Na zona rural de Flores da Cunha, um dos cobaias do projeto trabalha com afinco para ver seus 2,5 hectares de parreiras livres de pesticidas "bombando" até 2019. Olir Marin (vídeo acima), 54 anos, filiado à Cooperativa Nova Aliança – que agrega mais de 900 famílias –, era monitorado pela Embrapa há dois anos e foi escolhido devido às grandes dificuldades que tinha em desenvolver uvas bordô de qualidade.
Uma vez por mês, ele recebe técnicos que monitoram o andamento da experiência e o auxiliam a transformar o que era um cemitério orgânico em terreno fértil e vigoroso.

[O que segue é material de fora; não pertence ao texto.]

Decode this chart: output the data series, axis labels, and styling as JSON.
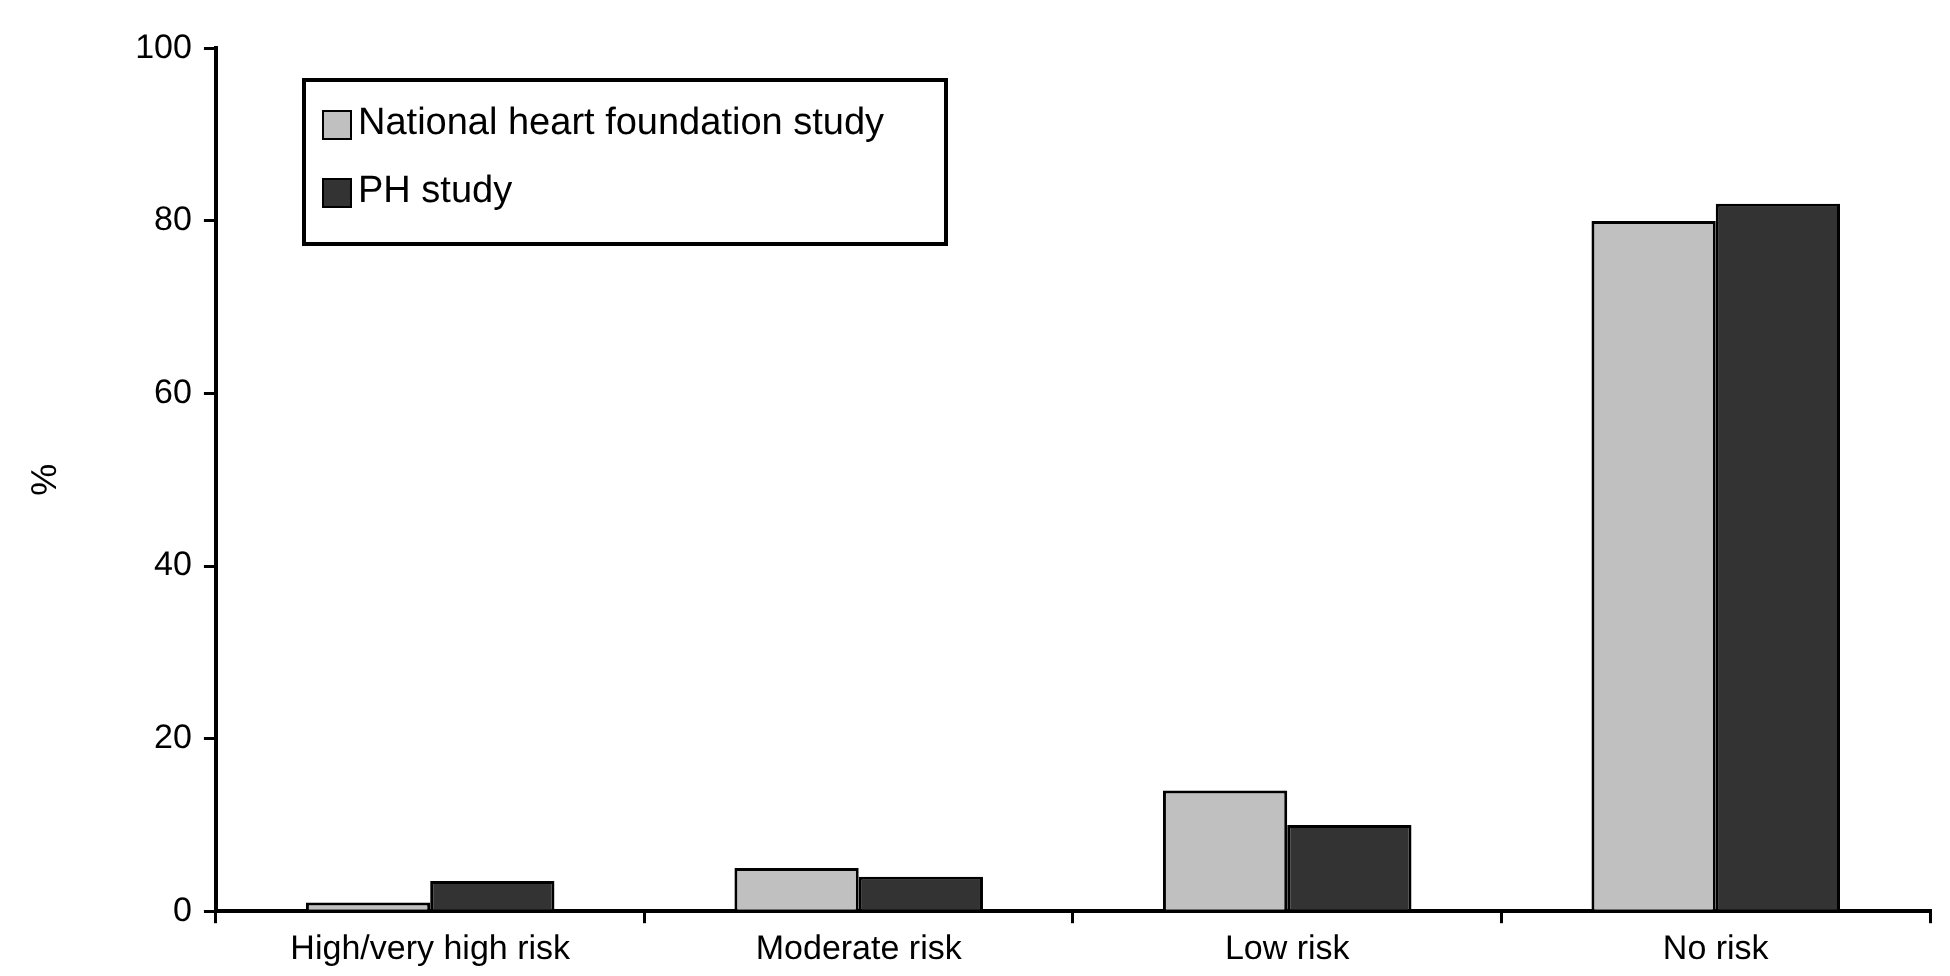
{
  "chart_data": {
    "type": "bar",
    "ylabel": "%",
    "categories": [
      "High/very high risk",
      "Moderate risk",
      "Low risk",
      "No risk"
    ],
    "series": [
      {
        "name": "National heart foundation study",
        "color": "#c0c0c0",
        "values": [
          1,
          5,
          14,
          80
        ]
      },
      {
        "name": "PH study",
        "color": "#333333",
        "values": [
          3.5,
          4,
          10,
          82
        ]
      }
    ],
    "ylim": [
      0,
      100
    ],
    "yticks": [
      0,
      20,
      40,
      60,
      80,
      100
    ],
    "grid": false,
    "legend": "top left"
  }
}
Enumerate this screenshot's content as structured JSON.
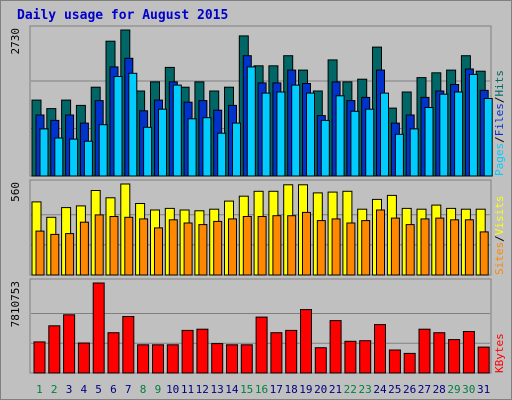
{
  "title": "Daily usage for August 2015",
  "colors": {
    "hits": "#006666",
    "files": "#0033cc",
    "pages": "#00ccff",
    "visits": "#ffff00",
    "sites": "#ff8800",
    "kbytes": "#ff0000",
    "weekday": "#000080",
    "weekend": "#008040",
    "plot_bg": "#c0c0c0",
    "frame": "#808080"
  },
  "legends": {
    "pages": "Pages",
    "files": "Files",
    "hits": "Hits",
    "sep": "/",
    "sites": "Sites",
    "visits": "Visits",
    "kbytes": "KBytes"
  },
  "chart_data": [
    {
      "type": "bar",
      "panel": "hits-files-pages",
      "categories": [
        "1",
        "2",
        "3",
        "4",
        "5",
        "6",
        "7",
        "8",
        "9",
        "10",
        "11",
        "12",
        "13",
        "14",
        "15",
        "16",
        "17",
        "18",
        "19",
        "20",
        "21",
        "22",
        "23",
        "24",
        "25",
        "26",
        "27",
        "28",
        "29",
        "30",
        "31"
      ],
      "weekend_days": [
        1,
        2,
        8,
        9,
        15,
        16,
        22,
        23,
        29,
        30
      ],
      "ymax_label": "2730",
      "ylim": [
        0,
        2730
      ],
      "series": [
        {
          "name": "Hits",
          "values": [
            1420,
            1260,
            1420,
            1320,
            1660,
            2520,
            2730,
            1590,
            1760,
            2030,
            1660,
            1760,
            1590,
            1660,
            2620,
            2060,
            2060,
            2250,
            1980,
            1590,
            2170,
            1760,
            1810,
            2410,
            1270,
            1570,
            1840,
            1930,
            1980,
            2250,
            1960
          ]
        },
        {
          "name": "Files",
          "values": [
            1140,
            1040,
            1140,
            990,
            1410,
            2040,
            2200,
            1220,
            1420,
            1760,
            1380,
            1410,
            1230,
            1320,
            2250,
            1740,
            1740,
            1980,
            1730,
            1130,
            1760,
            1410,
            1470,
            1980,
            990,
            1140,
            1470,
            1590,
            1710,
            2000,
            1600
          ]
        },
        {
          "name": "Pages",
          "values": [
            880,
            710,
            690,
            650,
            960,
            1860,
            1920,
            910,
            1250,
            1700,
            1070,
            1090,
            800,
            990,
            2040,
            1550,
            1570,
            1700,
            1550,
            1040,
            1500,
            1210,
            1250,
            1550,
            780,
            880,
            1280,
            1530,
            1570,
            1900,
            1450
          ]
        }
      ]
    },
    {
      "type": "bar",
      "panel": "visits-sites",
      "categories": [
        "1",
        "2",
        "3",
        "4",
        "5",
        "6",
        "7",
        "8",
        "9",
        "10",
        "11",
        "12",
        "13",
        "14",
        "15",
        "16",
        "17",
        "18",
        "19",
        "20",
        "21",
        "22",
        "23",
        "24",
        "25",
        "26",
        "27",
        "28",
        "29",
        "30",
        "31"
      ],
      "ymax_label": "560",
      "ylim": [
        0,
        560
      ],
      "series": [
        {
          "name": "Visits",
          "values": [
            450,
            355,
            415,
            425,
            520,
            475,
            560,
            440,
            400,
            410,
            400,
            395,
            405,
            455,
            485,
            515,
            515,
            555,
            555,
            505,
            510,
            515,
            405,
            465,
            490,
            410,
            405,
            430,
            410,
            405,
            405
          ]
        },
        {
          "name": "Sites",
          "values": [
            270,
            250,
            255,
            325,
            370,
            360,
            355,
            345,
            290,
            340,
            320,
            310,
            330,
            345,
            360,
            360,
            365,
            365,
            385,
            335,
            345,
            320,
            335,
            400,
            350,
            310,
            345,
            350,
            340,
            340,
            265
          ]
        }
      ]
    },
    {
      "type": "bar",
      "panel": "kbytes",
      "categories": [
        "1",
        "2",
        "3",
        "4",
        "5",
        "6",
        "7",
        "8",
        "9",
        "10",
        "11",
        "12",
        "13",
        "14",
        "15",
        "16",
        "17",
        "18",
        "19",
        "20",
        "21",
        "22",
        "23",
        "24",
        "25",
        "26",
        "27",
        "28",
        "29",
        "30",
        "31"
      ],
      "ymax_label": "7810753",
      "ylim": [
        0,
        7810753
      ],
      "series": [
        {
          "name": "KBytes",
          "values": [
            2700000,
            4100000,
            5050000,
            2600000,
            7810753,
            3500000,
            4900000,
            2450000,
            2450000,
            2450000,
            3700000,
            3800000,
            2550000,
            2450000,
            2450000,
            4850000,
            3500000,
            3700000,
            5500000,
            2200000,
            4550000,
            2750000,
            2800000,
            4200000,
            2000000,
            1700000,
            3800000,
            3500000,
            2900000,
            3600000,
            2250000
          ]
        }
      ]
    }
  ]
}
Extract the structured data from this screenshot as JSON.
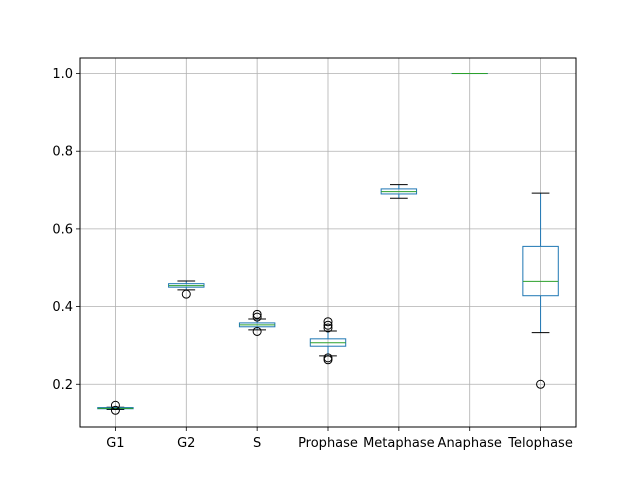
{
  "chart_data": {
    "type": "box",
    "categories": [
      "G1",
      "G2",
      "S",
      "Prophase",
      "Metaphase",
      "Anaphase",
      "Telophase"
    ],
    "ylim": [
      0.09,
      1.04
    ],
    "yticks": [
      0.2,
      0.4,
      0.6,
      0.8,
      1.0
    ],
    "ytick_labels": [
      "0.2",
      "0.4",
      "0.6",
      "0.8",
      "1.0"
    ],
    "grid": true,
    "boxes": [
      {
        "category": "G1",
        "whisker_low": 0.135,
        "q1": 0.137,
        "median": 0.138,
        "q3": 0.14,
        "whisker_high": 0.141,
        "outliers": [
          0.133,
          0.146
        ]
      },
      {
        "category": "G2",
        "whisker_low": 0.443,
        "q1": 0.45,
        "median": 0.454,
        "q3": 0.459,
        "whisker_high": 0.466,
        "outliers": [
          0.432
        ]
      },
      {
        "category": "S",
        "whisker_low": 0.34,
        "q1": 0.348,
        "median": 0.353,
        "q3": 0.358,
        "whisker_high": 0.368,
        "outliers": [
          0.336,
          0.373,
          0.38
        ]
      },
      {
        "category": "Prophase",
        "whisker_low": 0.273,
        "q1": 0.298,
        "median": 0.307,
        "q3": 0.317,
        "whisker_high": 0.337,
        "outliers": [
          0.263,
          0.268,
          0.345,
          0.352,
          0.361
        ]
      },
      {
        "category": "Metaphase",
        "whisker_low": 0.679,
        "q1": 0.69,
        "median": 0.696,
        "q3": 0.703,
        "whisker_high": 0.714,
        "outliers": []
      },
      {
        "category": "Anaphase",
        "whisker_low": 1.0,
        "q1": 1.0,
        "median": 1.0,
        "q3": 1.0,
        "whisker_high": 1.0,
        "outliers": []
      },
      {
        "category": "Telophase",
        "whisker_low": 0.333,
        "q1": 0.428,
        "median": 0.465,
        "q3": 0.555,
        "whisker_high": 0.692,
        "outliers": [
          0.2
        ]
      }
    ],
    "colors": {
      "box": "#1f77b4",
      "median": "#2ca02c",
      "whisker": "#000000",
      "grid": "#b0b0b0",
      "axes": "#000000"
    }
  }
}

Marin ficou tão interessado que adquiriu mais mudas, afora as 300 iniciais, entregues pela Embrapa:
– Fui premiado. Estava querendo desistir, era só problema, não dava mais. Como não sabia das coisas, tirava as plantas doentes e as outras não vingavam também.
Na lavoura desde a infância, Marin fala que seguia dicas repassadas por familiares e amigos da lida e que nunca tinha sido orientado de forma tão esclarecedora. A Nova Aliança, intermediadora da parceria com o estudo, abriu portas, e ele promete retribuir com até 20 mil quilos de um produto limpo e com valor de mercado superior.
– Eu vivia no desconhecimento, era só agrotóxico. A gente chegava a passar veneno três vezes em seis meses. Eu não sabia, mas quanto mais tóxico se usa, mais se mata a raiz da planta – relata.
A expectativa é que em agosto comece a brotação e, num ano, o teto do seu parreiral esteja forrado de folhas. Por enquanto, os pés ainda não ultrapassaram 30 centímetros. Periodicamente, ele caminha no viveiro e, com a enxada, remove a terra, na esperança de que o resultado final vai compensar o esforço.
Ele relata a rotina com entusiasmo aos colegas da cooperativa, que estão pensando em iniciar um trabalho com os mesmos tratamentos, de forma particular. A Nova Aliança pretende investir mais em produtos orgânicos e estimula seus associados a abandonarem os agrotóxicos para preservar a terra e obter ganhos financeiros maiores do que os atuais.
– No final de cada ano, queremos reunir os produtores para mostrar como eles devem agir. Há formas naturais de viabilizar o plantio em áreas de replantio. Observamos que já melhorou significativamente a qualidade (nos locais estudados). Queremos expandir – diz o coordenador da pesquisa, Lucas Garrido.
Saiba mais sobre o projeto
– Vinho&Suco: tecnologias para a qualificação e sustentabilidade da produção brasileira de vinho e suco de uva
– Cronograma: iniciado em janeiro de 2015, tem previsão de término em janeiro de 2018.
– Cidades beneficiadas: Flores da Cunha, Caxias do Sul, Bento Gonçalves, Garibaldi e Farroupilha
– Participam da pesquisa: além da Embrapa, a Empresa de Pesquisa Agropecuária e Extensão Rural de Santa Catarina (Epagri), UFRGS, Universidade Federal de Santa Maria (UFSM), Universidade do Pampa Gaúcho, Proterra, Emater-RS e Emater-PR.